I strive to keep stuff simple, so in principle I should welcome the idea of reducing the number of components and thereby reduce the chances of having broken components (I really liked the MIT Exokernel work for example). The problem with the scheme presented in this article is that you are throwing out battle hardened layers of security and replacing them with brand spanking new stack of code that has yet to go through that battle-hardening process.
JVMs are very big complicated pieces of code - and they have had more than their fair share of remotely exploitable vulnerabilities, and at the end of the day I see no inherent reason why the folks writing a JVM would be any better at security than say kernel devs.
Also you haven't actually addressed the point that if one JVM is compromised *everything* running on that hypervisor is vulnerable, you merely sidestepped it. I think there is a vanishingly low probability of running just one app on one JVM on these boxes, folks will want to do stuff like deployment and monitoring what the system is up to and that will usually end up being set of services that is installed on each box as part of a standard build.
I don't mind people trying this stuff out, just don't expect everyone to jump into the shark tank with you. :)
ah, I see what your point was now, and it wasn't sidestepped, it was that I don't see this as an issue.
Yes, I would expect people to run multiples of these on the same hypervisor, however, the hypervisor is in charge of protecting itself, and does so. It stops its guests from doing naughty things, whether they are fully fledged multi tasking OS' or something very different, like these app container things.
Eg, You can run your custom OS on AW (which uses Xen), but you wouldn't expect to be able to take over host, no matter what guest OS you run.
I took a look at their website, my interest is piqued by the idea of running C++ binaries. I'll give it a shot (eventually), maybe it'll be another handy widget for the toolbox. Would be fun to try it out on something like a Seamicro style box (suitably firewalled + crew of paranoid sys admin on 24x7 watch natch. :P).

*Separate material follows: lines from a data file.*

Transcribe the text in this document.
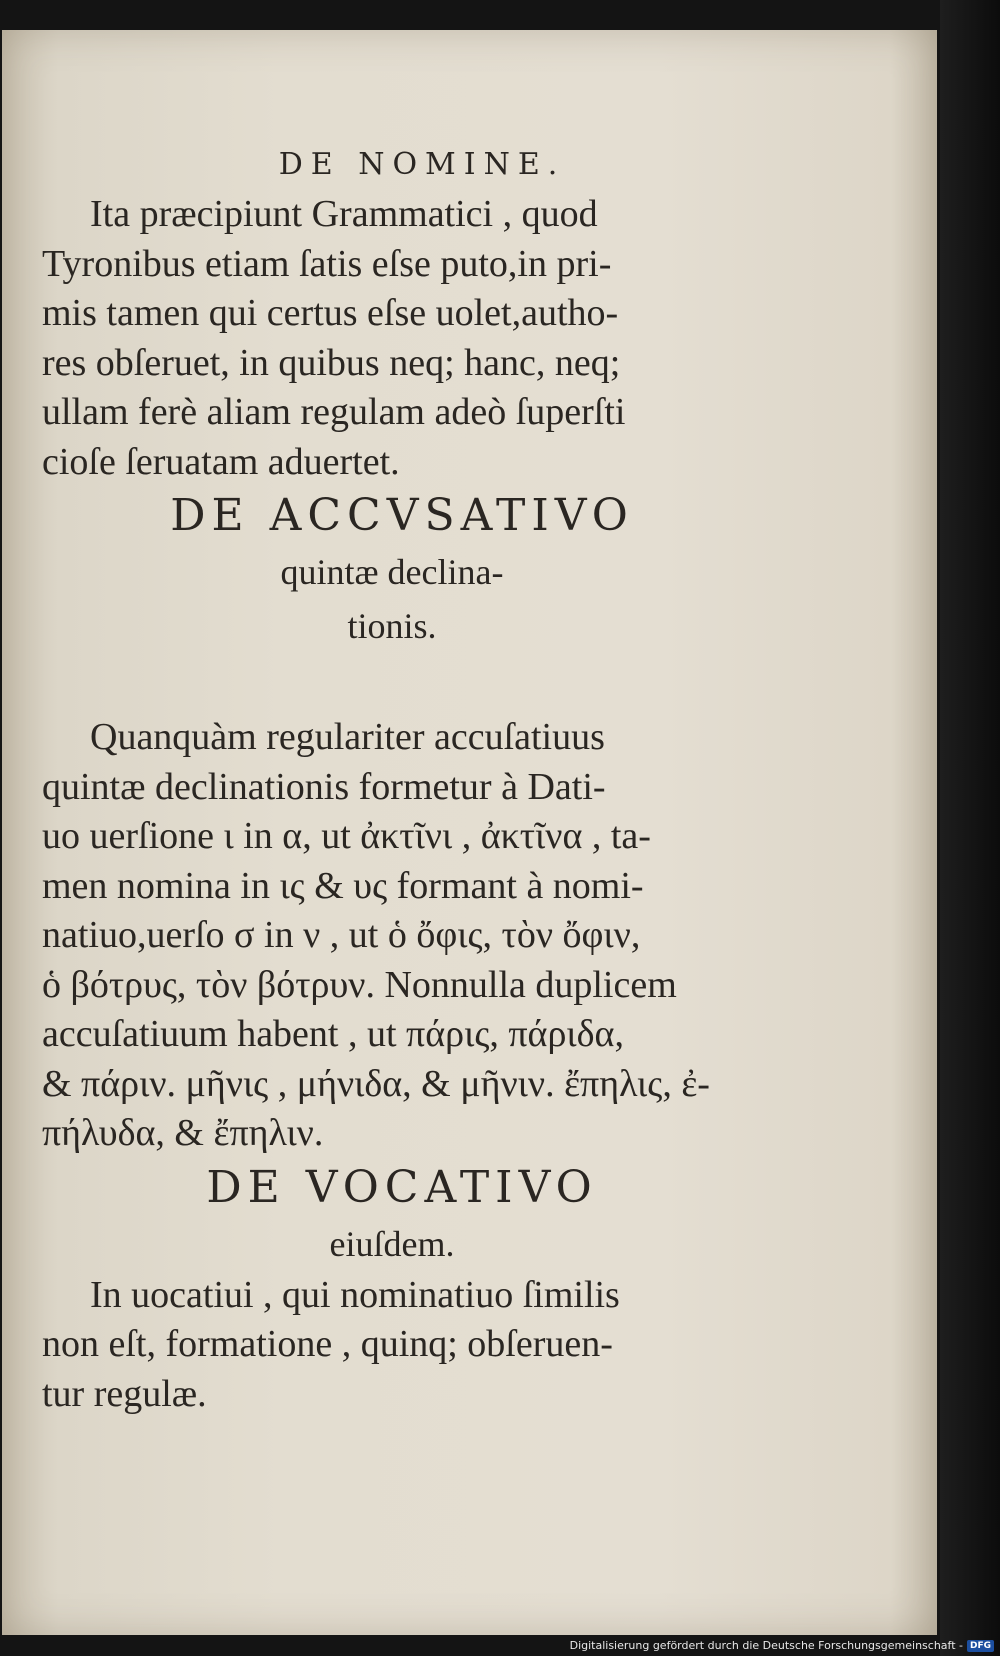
DE NOMINE.
Ita præcipiunt Grammatici , quod
Tyronibus etiam ſatis eſse puto,in pri-
mis tamen qui certus eſse uolet,autho-
res obſeruet, in quibus neq; hanc, neq;
ullam ferè aliam regulam adeò ſuperſti
cioſe ſeruatam aduertet.
DE ACCVSATIVO
quintæ declina-
tionis.
Quanquàm regulariter accuſatiuus
quintæ declinationis formetur à Dati-
uo uerſione ι in α, ut ἀκτῖνι , ἀκτῖνα , ta-
men nomina in ις & υς formant à nomi-
natiuo,uerſo σ in ν , ut ὁ ὄφις, τὸν ὄφιν,
ὁ βότρυς, τὸν βότρυν. Nonnulla duplicem
accuſatiuum habent , ut πάρις, πάριδα,
& πάριν. μῆνις , μήνιδα, & μῆνιν. ἔπηλις, ἐ-
πήλυδα, & ἔπηλιν.
DE VOCATIVO
eiuſdem.
In uocatiui , qui nominatiuo ſimilis
non eſt, formatione , quinq; obſeruen-
tur regulæ.
Digitalisierung gefördert durch die Deutsche Forschungsgemeinschaft - DFG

So in principle, this simply means you write applications to use the "IBM PC hardware API" instead of the POSIX API. I guess the intent is to run this under KVM, not actually on the real hardware, so that when one application/JVM fails, it doesn't bring down the whole system.
But what about a network stack? What about local file systems, and remote network filesystems? What about threading? Are these all going to be implemented as Java libraries?

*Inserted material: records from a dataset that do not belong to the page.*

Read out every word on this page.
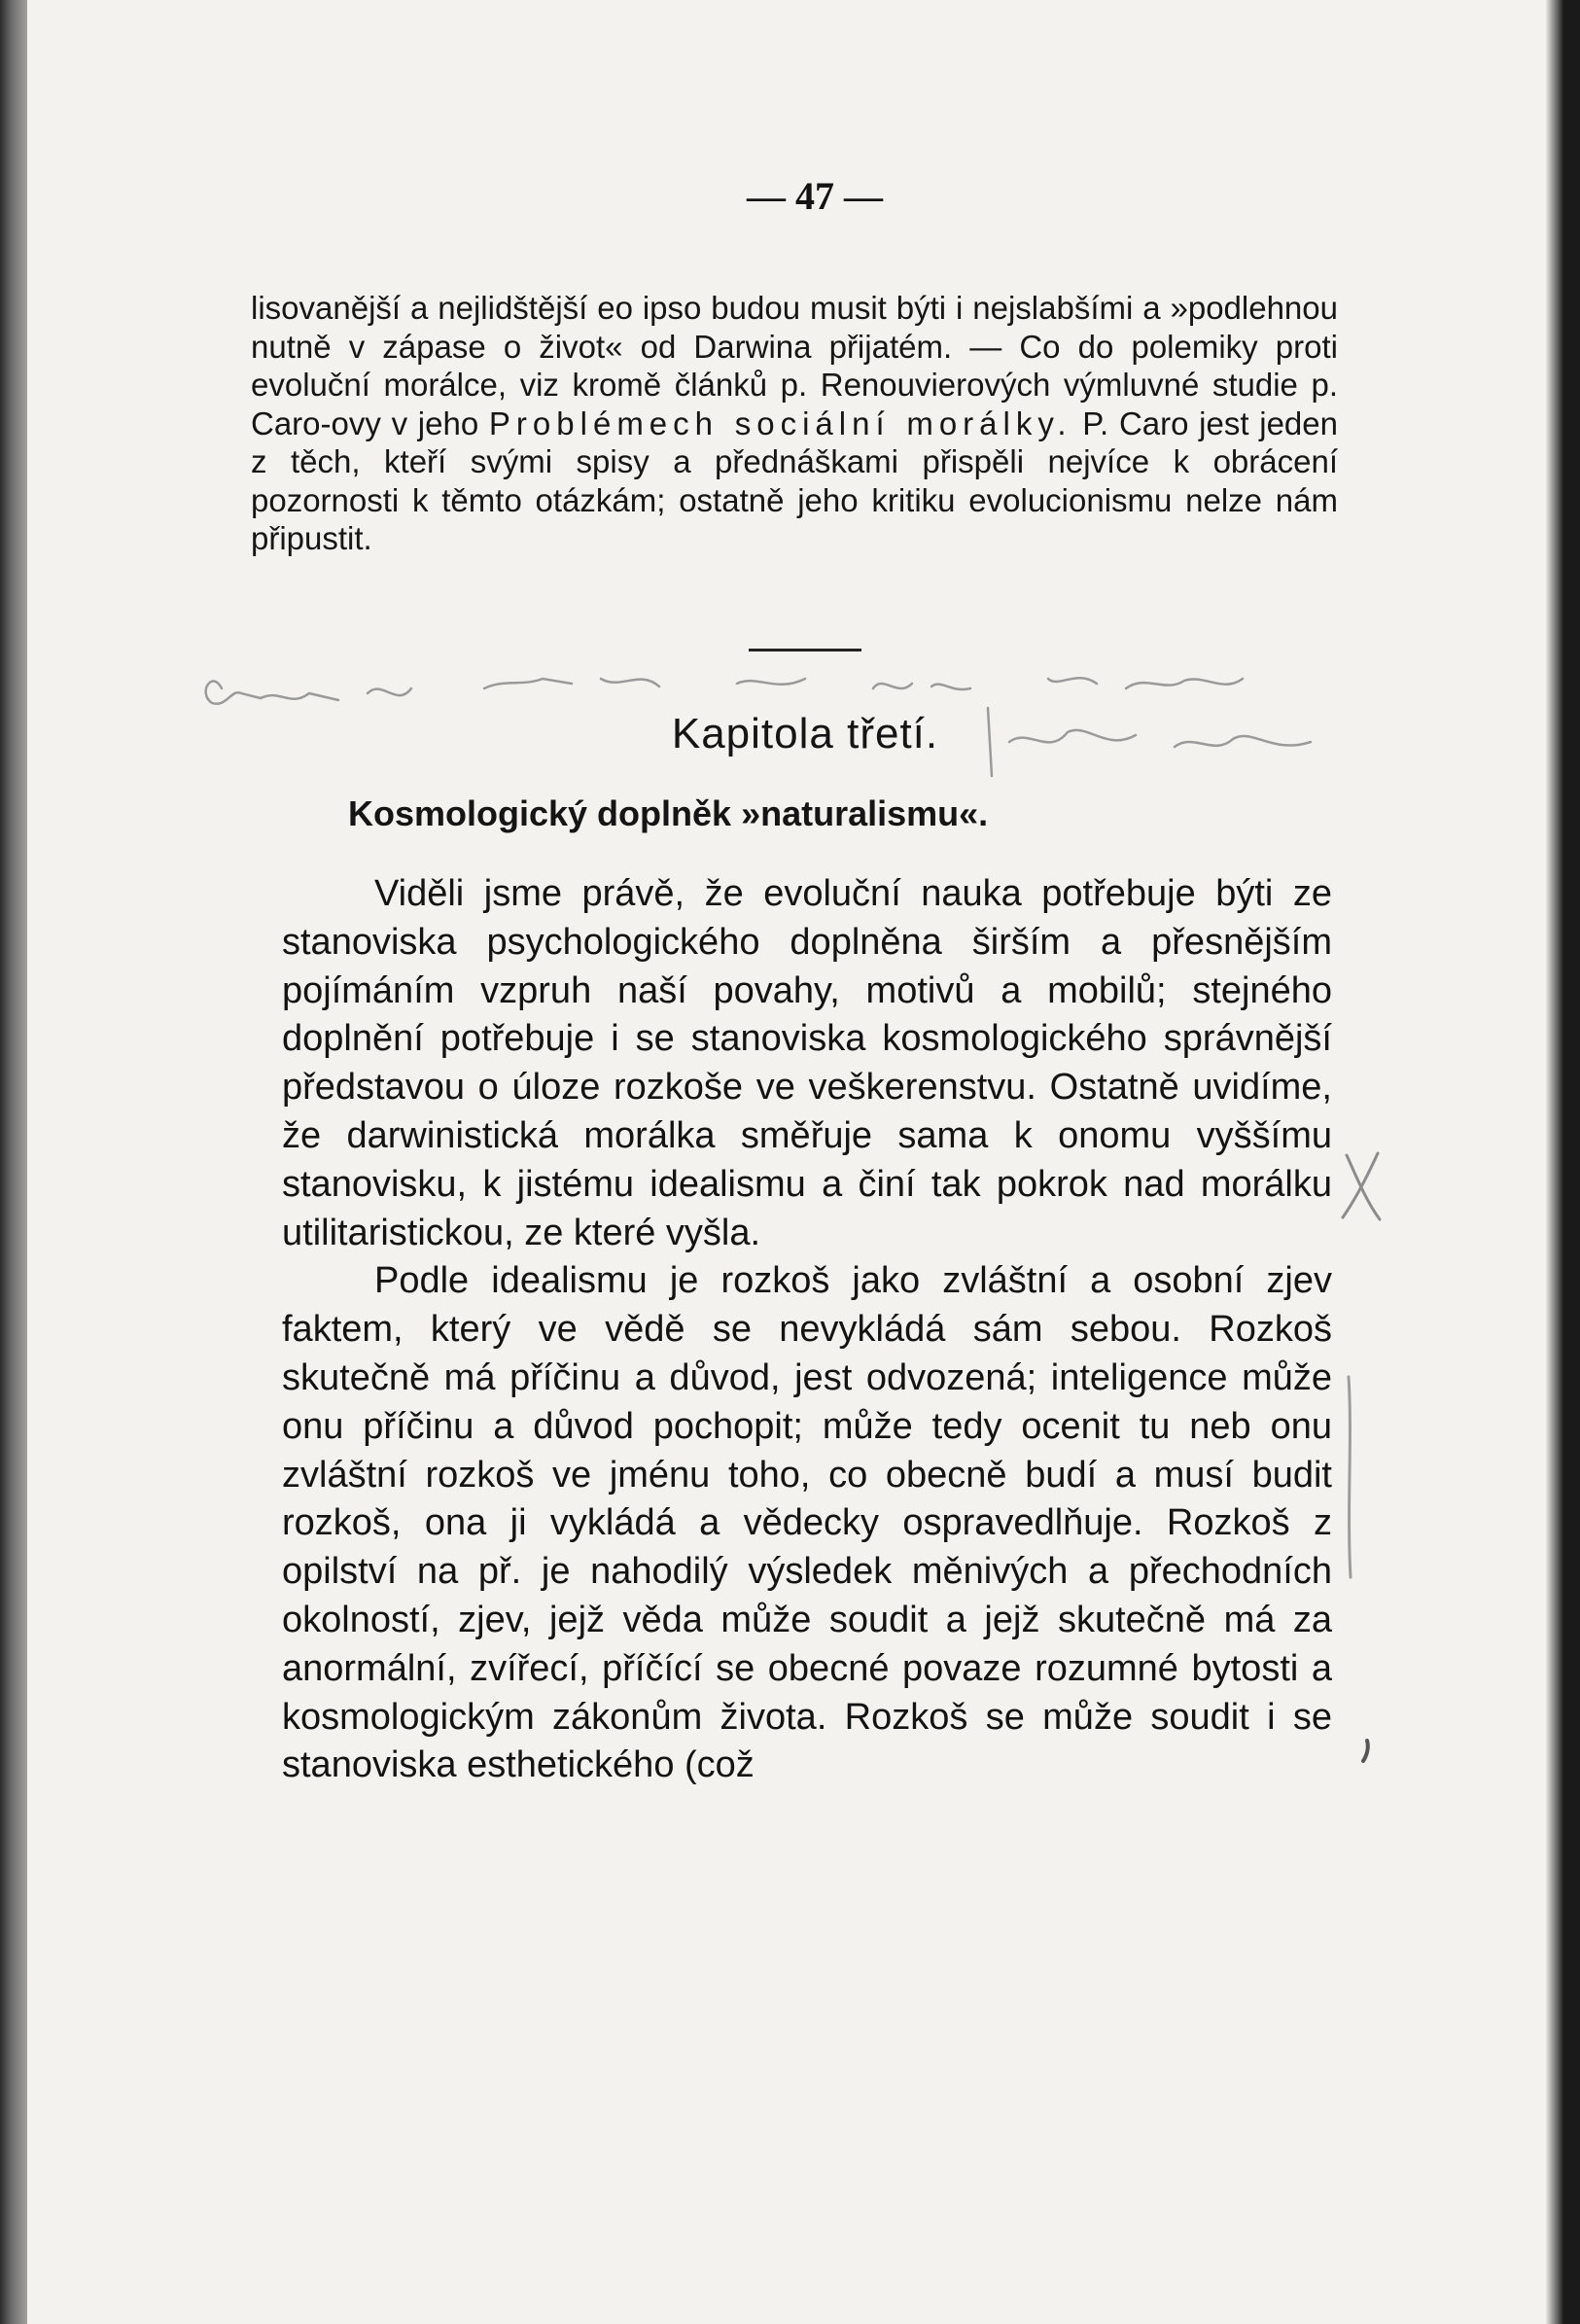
— 47 —
lisovanější a nejlidštější eo ipso budou musit býti i nejslabšími a »podlehnou nutně v zápase o život« od Darwina přijatém. — Co do polemiky proti evoluční morálce, viz kromě článků p. Renouvierových výmluvné studie p. Caro-ovy v jeho Problémech sociální morálky. P. Caro jest jeden z těch, kteří svými spisy a přednáškami přispěli nejvíce k obrácení pozornosti k těmto otázkám; ostatně jeho kritiku evolucionismu nelze nám připustit.
Kapitola třetí.
Kosmologický doplněk »naturalismu«.

Viděli jsme právě, že evoluční nauka potřebuje býti ze stanoviska psychologického doplněna širším a přesnějším pojímáním vzpruh naší povahy, motivů a mobilů; stejného doplnění potřebuje i se stanoviska kosmologického správnější představou o úloze rozkoše ve veškerenstvu. Ostatně uvidíme, že darwinistická morálka směřuje sama k onomu vyššímu stanovisku, k jistému idealismu a činí tak pokrok nad morálku utilitaristickou, ze které vyšla.

Podle idealismu je rozkoš jako zvláštní a osobní zjev faktem, který ve vědě se nevykládá sám sebou. Rozkoš skutečně má příčinu a důvod, jest odvozená; inteligence může onu příčinu a důvod pochopit; může tedy ocenit tu neb onu zvláštní rozkoš ve jménu toho, co obecně budí a musí budit rozkoš, ona ji vykládá a vědecky ospravedlňuje. Rozkoš z opilství na př. je nahodilý výsledek měnivých a přechodních okolností, zjev, jejž věda může soudit a jejž skutečně má za anormální, zvířecí, příčící se obecné povaze rozumné bytosti a kosmologickým zákonům života. Rozkoš se může soudit i se stanoviska esthetického (což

Maybe you pay the price of a context switch when you talk to the kernel, but at least the filesystem and network code you are then using is highly optimised and well tested.
It sounds to me like you might as well just go the whole hog and write your applications to run under DOS. You get a filesystem of sorts; you can load TCPIP.SYS as a TSR; and you can access up to 4G of RAM with HIMEM.SYS.
Virtualization sucks, because it makes it difficult for an application to get the most out of its underlying infrastructure
Hey, we have a contender for Stupidest Opening Sentence of the Week. "Yeah, those damn VM supervisors and hypervisors, keeping me from using all of the hardware resources. Screw this. I'm rewriting all my back-office apps to run on the bare metal."
As previous commentators noted, there doesn't seem to be much that's technically innovative here. So they're using a hypervisor as a monitor to run the JVM. Sure, there's probably some market for that, but the article is more than a little overblown.
This sounds like all the other library OS'es that have been around for a while. Check out : https://github.com/GaloisInc/HaLVM, http://www.xenproject.org/developers/teams/mirage-os.html and http://erlangonxen.org/ ... with the exception that Java does maybe not lend itself that much to implement a lean library OS.
Would like to know, how this is different.